Zinc Deprivation and the Nervous System.

This review is concerned with the role of zinc in the function of the nervous system with emphasis on the effects of dietary zinc deprivation. Zinc deficiency leads to several pathological signs, some of which occur within a few days in growing animals deprived of zinc. Depletion eventually leads progressively to more severe behavioral changes, to abnormal stance, and to peripheral neuropathy. The nervous system contains many essential zinc metalloproteins that are highly stable, i.e. have high zinc association constants. These proteins, which include enzymes, transcription factors and storage proteins, do not become limiting during incipient zinc deficiency. It is likely that other, yet unidentified, zinc dependent proteins become limiting within a few days after animals are deprived of dietary zinc and lead to behavioral changes such as decreased and cyclic feeding. One candidate for the first limiting zinc component of nerve tissue is the "chelatable" zinc pool.
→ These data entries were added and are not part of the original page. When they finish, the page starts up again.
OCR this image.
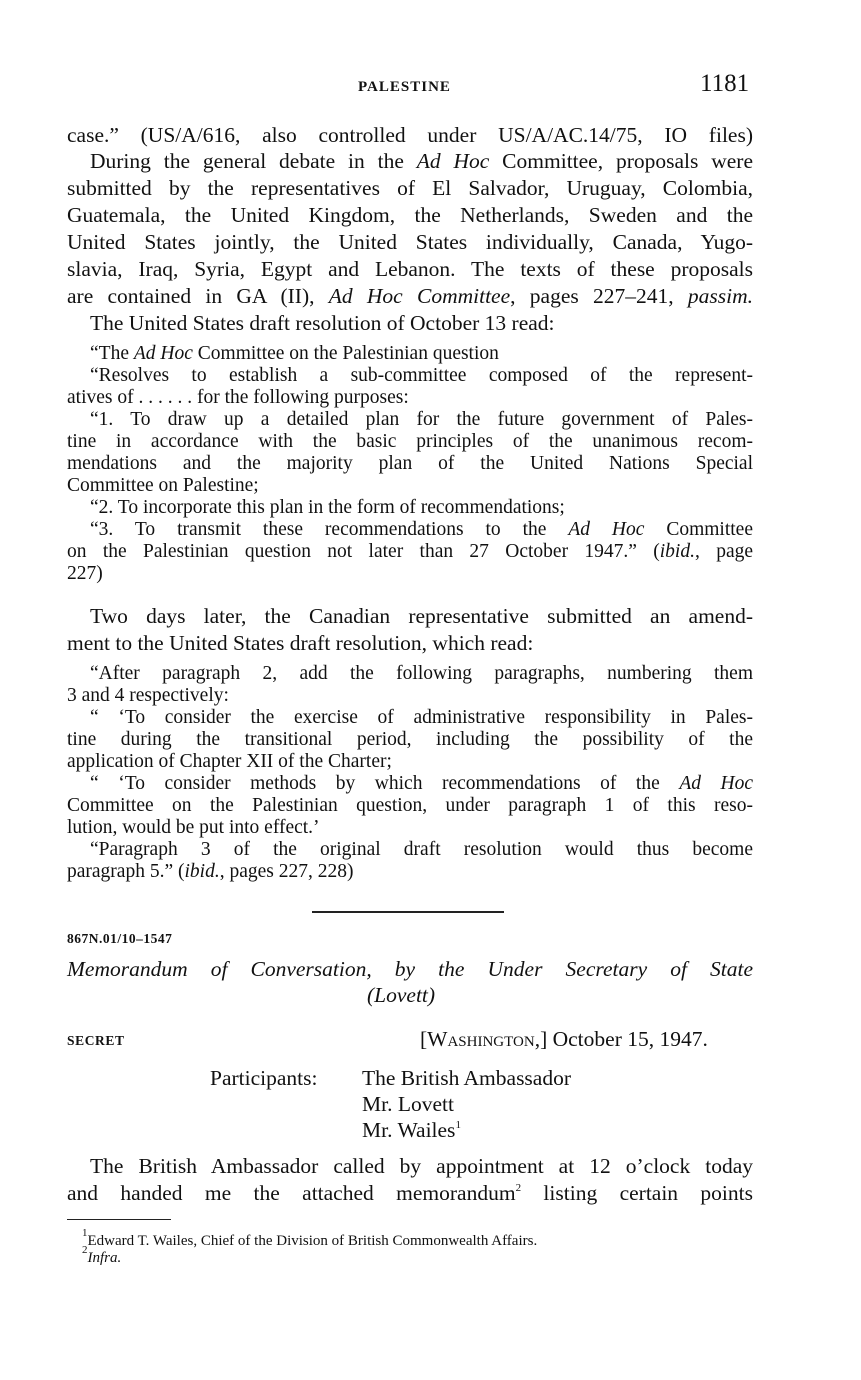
PALESTINE	1181
case.” (US/A/616, also controlled under US/A/AC.14/75, IO files)
During the general debate in the Ad Hoc Committee, proposals were
submitted by the representatives of El Salvador, Uruguay, Colombia,
Guatemala, the United Kingdom, the Netherlands, Sweden and the
United States jointly, the United States individually, Canada, Yugo-
slavia, Iraq, Syria, Egypt and Lebanon. The texts of these proposals
are contained in GA (II), Ad Hoc Committee, pages 227–241, passim.
The United States draft resolution of October 13 read:
“The Ad Hoc Committee on the Palestinian question
“Resolves to establish a sub-committee composed of the represent-
atives of . . . . . . for the following purposes:
“1. To draw up a detailed plan for the future government of Pales-
tine in accordance with the basic principles of the unanimous recom-
mendations and the majority plan of the United Nations Special
Committee on Palestine;
“2. To incorporate this plan in the form of recommendations;
“3. To transmit these recommendations to the Ad Hoc Committee
on the Palestinian question not later than 27 October 1947.” (ibid., page
227)
Two days later, the Canadian representative submitted an amend-
ment to the United States draft resolution, which read:
“After paragraph 2, add the following paragraphs, numbering them
3 and 4 respectively:
“ ‘To consider the exercise of administrative responsibility in Pales-
tine during the transitional period, including the possibility of the
application of Chapter XII of the Charter;
“ ‘To consider methods by which recommendations of the Ad Hoc
Committee on the Palestinian question, under paragraph 1 of this reso-
lution, would be put into effect.’
“Paragraph 3 of the original draft resolution would thus become
paragraph 5.” (ibid., pages 227, 228)
867N.01/10–1547
Memorandum of Conversation, by the Under Secretary of State
(Lovett)
SECRET	[Washington,] October 15, 1947.
Participants: The British Ambassador
Mr. Lovett
Mr. Wailes$^1$
The British Ambassador called by appointment at 12 o’clock today
and handed me the attached memorandum$^2$ listing certain points
$^1$Edward T. Wailes, Chief of the Division of British Commonwealth Affairs.
$^2$Infra.
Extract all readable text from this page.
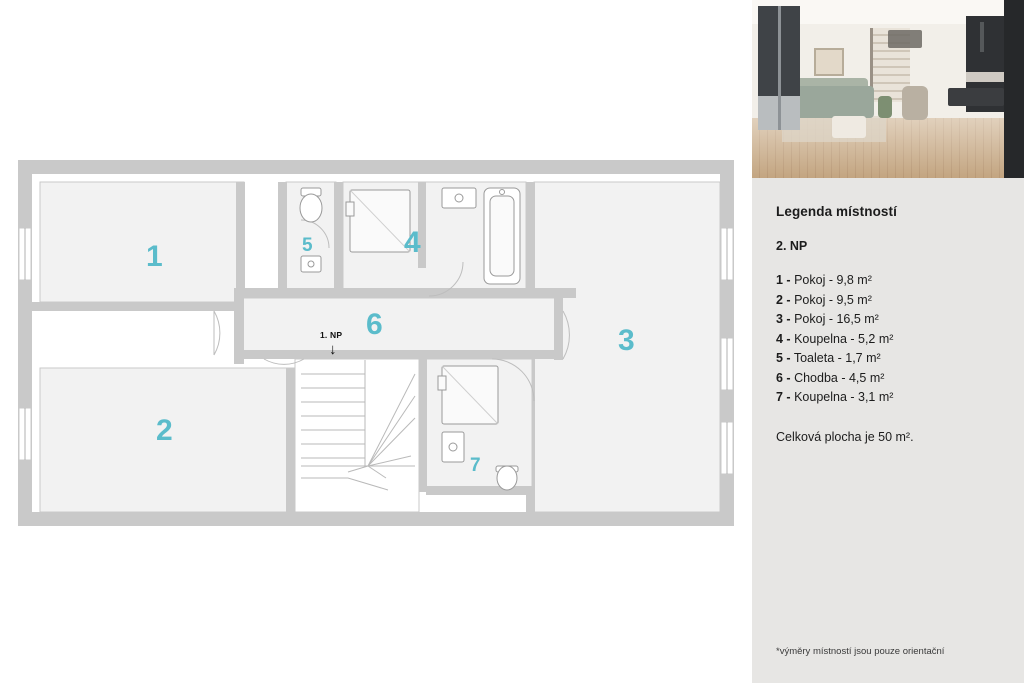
1
2
3
4
5
6
7
1. NP
↓

Legenda místností

2. NP

1 - Pokoj - 9,8 m²
2 - Pokoj - 9,5 m²
3 - Pokoj - 16,5 m²
4 - Koupelna - 5,2 m²
5 - Toaleta - 1,7 m²
6 - Chodba - 4,5 m²
7 - Koupelna - 3,1 m²

Celková plocha je 50 m².

*výměry místností jsou pouze orientační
Another is the plasma membrane zinc pool; the latter pool is decreased in zinc deficient rat erythrocytes, leading to oxidation of protein thiol groups and malfunction of that membrane. While the defective biochemical mechanism(s) that leads to the signs of deficiency is not entirely clear, there is evidence that synaptosomes from zinc deficient guinea pigs do not take up calcium normally when stimulated. It is postulated that the most vulnerable zinc pool serves a protective role against oxidative damage to plasma membrane proteins including the proteins involved with calcium channels. If so, the first limiting role of zinc is protective rather than catalytic or that of a neurotransmitter.